Computer Vision suggests monotypic genera

Not sure if this is exactly a bug, but the auto-ID sometimes suggests monotypic genera. For example, this observation: https://www.inaturalist.org/observations/24639253 suggests the genus Sanguinaria. There is only one species of Sanguinaria. This seems to imply that it is more confident in the genus than the species which makes no sense:
image

There are no research grade observations at the genus level: https://www.inaturalist.org/observations?lrank=genus&place_id=any&subview=table&taxon_id=51045

2 Likes

It’s to do with the way Computer Vision technologies like this one work. You can only effectively train them at one level. In this case, it’s species level.
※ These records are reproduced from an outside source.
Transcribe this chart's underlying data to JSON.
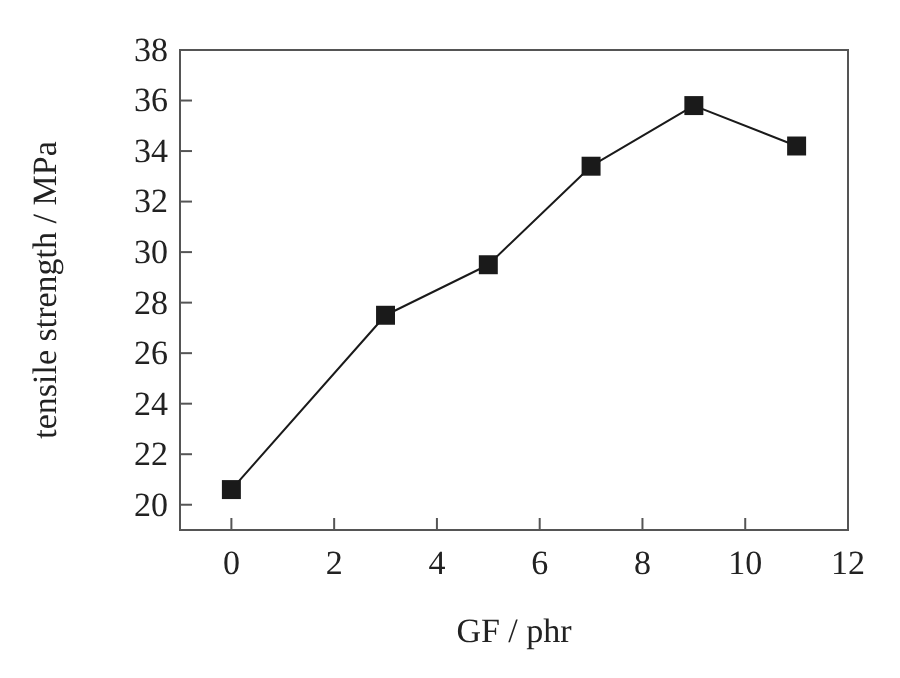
{
  "chart_data": {
    "type": "line",
    "xlabel": "GF / phr",
    "ylabel": "tensile strength / MPa",
    "x": [
      0,
      3,
      5,
      7,
      9,
      11
    ],
    "series": [
      {
        "color": "#1a1a1a",
        "values": [
          20.6,
          27.5,
          29.5,
          33.4,
          35.8,
          34.2
        ]
      }
    ],
    "xlim": [
      -1,
      12
    ],
    "xticks": [
      0,
      2,
      4,
      6,
      8,
      10,
      12
    ],
    "ylim": [
      19,
      38
    ],
    "yticks": [
      20,
      22,
      24,
      26,
      28,
      30,
      32,
      34,
      36,
      38
    ],
    "marker": "square",
    "line_style": "solid"
  }
}
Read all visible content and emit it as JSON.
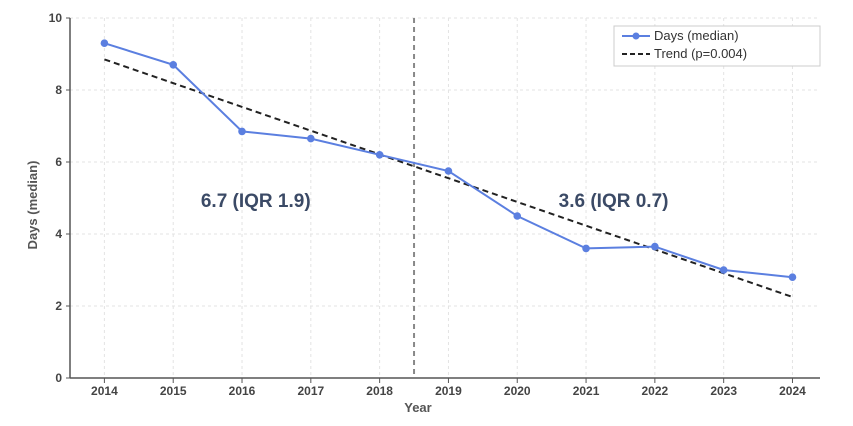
{
  "chart_data": {
    "type": "line",
    "x": [
      2014,
      2015,
      2016,
      2017,
      2018,
      2019,
      2020,
      2021,
      2022,
      2023,
      2024
    ],
    "series": [
      {
        "name": "Days (median)",
        "color": "#5b7fe0",
        "values": [
          9.3,
          8.7,
          6.85,
          6.65,
          6.2,
          5.75,
          4.5,
          3.6,
          3.65,
          3.0,
          2.8
        ]
      }
    ],
    "trend": {
      "name": "Trend (p=0.004)",
      "color": "#222222",
      "start": [
        2014,
        8.85
      ],
      "end": [
        2024,
        2.25
      ]
    },
    "xlabel": "Year",
    "ylabel": "Days (median)",
    "xticks": [
      "2014",
      "2015",
      "2016",
      "2017",
      "2018",
      "2019",
      "2020",
      "2021",
      "2022",
      "2023",
      "2024"
    ],
    "yticks": [
      "0",
      "2",
      "4",
      "6",
      "8",
      "10"
    ],
    "ylim": [
      0,
      10
    ],
    "xlim": [
      2013.5,
      2024.4
    ],
    "divider_x": 2018.5,
    "annotations": [
      {
        "text": "6.7 (IQR 1.9)",
        "x": 2016.2,
        "y": 4.75
      },
      {
        "text": "3.6 (IQR 0.7)",
        "x": 2021.4,
        "y": 4.75
      }
    ],
    "grid": true,
    "legend_position": "top-right"
  }
}
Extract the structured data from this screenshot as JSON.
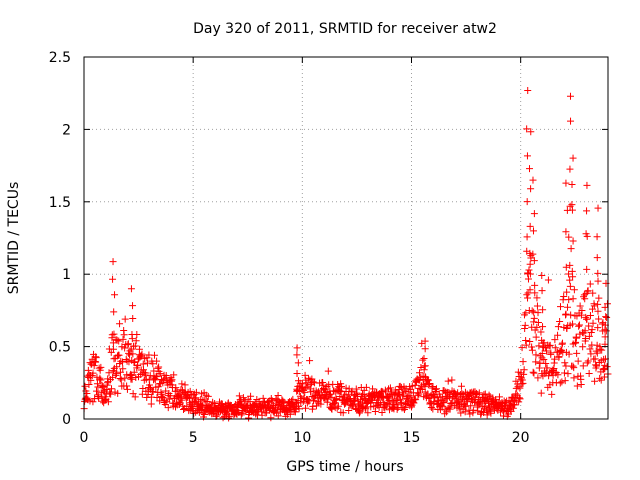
{
  "chart_data": {
    "type": "scatter",
    "title": "Day 320 of 2011, SRMTID for receiver atw2",
    "xlabel": "GPS time / hours",
    "ylabel": "SRMTID / TECUs",
    "xlim": [
      0,
      24
    ],
    "ylim": [
      0,
      2.5
    ],
    "x_ticks": [
      0,
      5,
      10,
      15,
      20
    ],
    "x_tick_labels": [
      "0",
      "5",
      "10",
      "15",
      "20"
    ],
    "y_ticks": [
      0,
      0.5,
      1,
      1.5,
      2,
      2.5
    ],
    "y_tick_labels": [
      "0",
      "0.5",
      "1",
      "1.5",
      "2",
      "2.5"
    ],
    "grid": true,
    "marker": "+",
    "color": "#ff0000",
    "series": [
      {
        "name": "SRMTID",
        "envelope_x": [
          0,
          0.3,
          0.5,
          1.0,
          1.3,
          1.5,
          2.0,
          2.3,
          2.8,
          3.5,
          4.5,
          5.5,
          6.5,
          7.5,
          8.5,
          9.5,
          10.0,
          11.0,
          12.0,
          13.0,
          14.0,
          15.0,
          15.5,
          16.0,
          17.0,
          18.0,
          19.0,
          19.5,
          20.0,
          20.2,
          20.4,
          20.7,
          21.0,
          21.5,
          22.0,
          22.3,
          22.6,
          23.0,
          23.3,
          23.6,
          24.0
        ],
        "envelope_y": [
          0.15,
          0.35,
          0.4,
          0.2,
          0.5,
          0.45,
          0.55,
          0.45,
          0.4,
          0.3,
          0.2,
          0.1,
          0.08,
          0.1,
          0.1,
          0.1,
          0.25,
          0.2,
          0.18,
          0.15,
          0.18,
          0.2,
          0.35,
          0.18,
          0.15,
          0.15,
          0.12,
          0.1,
          0.3,
          0.7,
          1.1,
          0.8,
          0.45,
          0.5,
          0.7,
          1.0,
          0.6,
          0.8,
          0.75,
          0.6,
          0.6
        ],
        "spikes": [
          {
            "x": 1.35,
            "y": 1.12
          },
          {
            "x": 2.2,
            "y": 0.9
          },
          {
            "x": 9.8,
            "y": 0.5
          },
          {
            "x": 15.6,
            "y": 0.55
          },
          {
            "x": 20.3,
            "y": 2.38
          },
          {
            "x": 20.45,
            "y": 2.05
          },
          {
            "x": 20.6,
            "y": 1.68
          },
          {
            "x": 21.0,
            "y": 1.0
          },
          {
            "x": 22.1,
            "y": 1.68
          },
          {
            "x": 22.25,
            "y": 2.33
          },
          {
            "x": 22.4,
            "y": 1.85
          },
          {
            "x": 23.0,
            "y": 1.62
          },
          {
            "x": 23.5,
            "y": 1.47
          },
          {
            "x": 23.9,
            "y": 0.8
          }
        ]
      }
    ]
  }
}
Where possible, the system then takes that species data, and mashes it together to try and predict a genus.

So what you’re seeing here is two different processes. The first is the raw confidence data for the observation, displayed as a list of species. The second is the result of a calculation of that data to work out whether it passes the required threshold to predict a genus.

When doing the genus calculation, the system only uses the relatively short list of possible matches (the species list you can see), so it knows there’s one possible match in the Sanguinaria genus, but doesn’t bother to see if there are any that didn’t make the list. Obviously though, it was quite confident on S. canadensis, because that one species was enough to pass the threshold for genus prediction

2 Likes

I believe there is a way for curators to mark any taxon as “complete” (containing all of its descendants) in iNaturalist. Seems like it wouldn’t be too hard to have the system check for this status, check the number of descendant species in the system, and always provide the species taxon if the suggested taxon is complete and monospecific.

2 Likes

I think that is making it unnecessarily complicated. It gives both genus and species, states it has high confidence in the genus and lists species as the first option in the list. To me, that’s a win!

If an identifier doesn’t happen to be aware that the genus is monospecific, however, and decides to be prudent and choose genus, then that still requires an extra ID to move it along to species level later. Might just save some superfluous ID steps…

1 Like

This does seem like a bug to me. The list of suggestions strongly implies that an uncertain user should choose the monotypic genus. But choosing the species in that genus is always better. I understand that there is some reason why the computer vision algorithm happens to work this way, but that doesn’t make the end result any less of a mistake. Also, it seems straightforward to add post-processing to the computer vision algorithm’s current behavior to achieve the clearly better result of offering the species as the “pretty sure” choice.

I don’t think this is a particularly important bug, but I do think it’s clearly a bug from the UI point of view.

1 Like

Hmm… I guess makes sense and it isn’t really a bug. Still seems like a strange algorithm. Something more like this seems like it would make more sense:

  1. If score for the top species is >0.8, display that species.
  2. If top two taxa both score >0.7, display the common ancestor of those two taxa
  3. Otherwise don’t display any confident identification

Made up numbers but you get the idea. Really, the algorithm shouldn’t ever be saying “We’re pretty sure this is in genus x” if the top two suggestions aren’t both in genus x.

2 Likes

I was going to argue against this, but after a quick re-read, it made a lot of sense. Even the numbers seem pretty good. I would add the following:

  • Keep the species list underneath, but de-emphasise it (make it smaller, or greyed-out or something). I like the idea that if the AI gets it wrong or isn’t confident, an experienced identifier can still quickly spot the right species in the list and click it (many IDers like to do this rather than typing for efficiency)
  • Common Ancestor suggestion should have a ceiling. “We’re pretty sure it’s Life” shouldn’t be a serious prediction (which would happen in your model if a top-two of sea sponge and mushroom was <0.7). Maybe Class - above that should be obvious to almost everyone in most cases.

one could argue that in general we could turn off genus level ID for monotypic genuses and just have any attempt to use it default to species id

1 Like

I can imagine a researcher who is planning on splitting a monotypic genus might prefer the ability to only put it to genus until it gets published, but that seems like a real edge case, whereas the Sanguinaria situation has probably come up many, many times.

Nothing would prevent them from doing that. They just couldn’t use Computer Vision as a shortcut, and would have to type in (part of) the genus ID.

I do find that I am frequently adding IDs to observations where monospecific genera have been specified, just to get them to species level. Would be more efficient if I could just agree to an ID that was already at species level in those cases.

1 Like

I was interpreting this statement:

as a suggestion to automatically change the id to species-level site-wide. If it were only on the computer vision part, then I agree, there would be no issue.

It was. But I don’t feel strongly about it.